However much this "month of silence" plan highlights the discrepancy between most new parents and highly paid, famous ones, the real issue I have with it lies more with the universal issue of expectations vs. reality of new motherhood. Yes, we all assume it will be a magical, love-filled time when we can't stop staring at our baby, feel more fulfilled than ever as human beings, and want to enjoy every moment of the miracle of life we have created.
However, in reality (in my experience at least), that first month is at a minimum harrowing and often absolutely horrendous. It's an exhausting, overwhelming time full of nothing but feeding, rocking, feeling desperate for sleep and a shower, and not understanding how women have been doing this baby-making thing forever without going completely nuts. (Hint: like most women, I started blocking out my kids' first few months right away; I'm convinced it's the only way our species has continued.)
Sure, there are beautiful moments when you feel overwhelmed with love for your newborn, but it's just as likely that the bond you expect to happen instantaneously will actually take a lot longer to form. I used to describe my relationship with my babies as a sliding scale of responsibility to keep them alive vs. a love-fueled desire to care for them. Most days, I'm still somewhere in the middle of that scale, and my kids are now 6 and 3 and a lot more interactive, fun, and independent than a 2-week-old.
Because those first few weeks are so unbelievably tough, moms need help . . . a lot of help.

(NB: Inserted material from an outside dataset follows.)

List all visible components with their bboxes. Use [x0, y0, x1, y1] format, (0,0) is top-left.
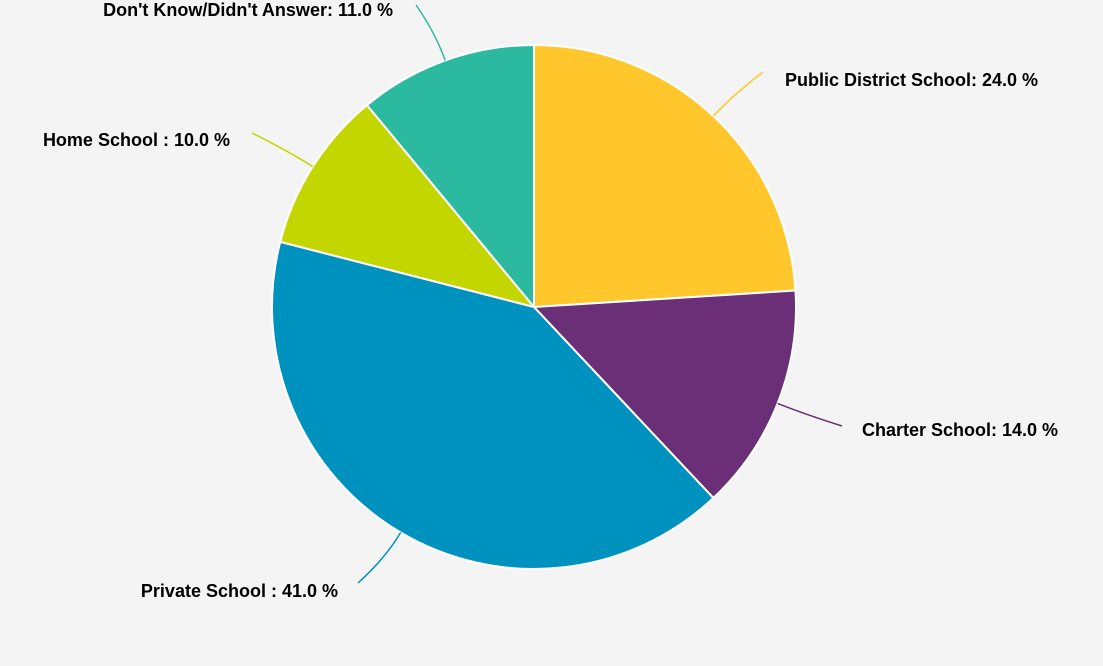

Whether it comes friends who stop by to meet the baby, bring you lunch, and remind you that you are a human woman and not a milk-factory/diaper-changing machine, parents and siblings who are willing to do laundry, buy groceries, make dinner, and clean your toilets, or even a night nurse who's paid to let you get the sleep you desperately need to recover from the bodily trauma of childbirth, postbirth help doesn't feel like a burden, weakening the bonds you're trying to create with your new baby. It feels like a lifeline.
But hey, I support every new mom, however naive she might be. So good luck with that month of silence. I promise I won't judge you when you make that first call for help.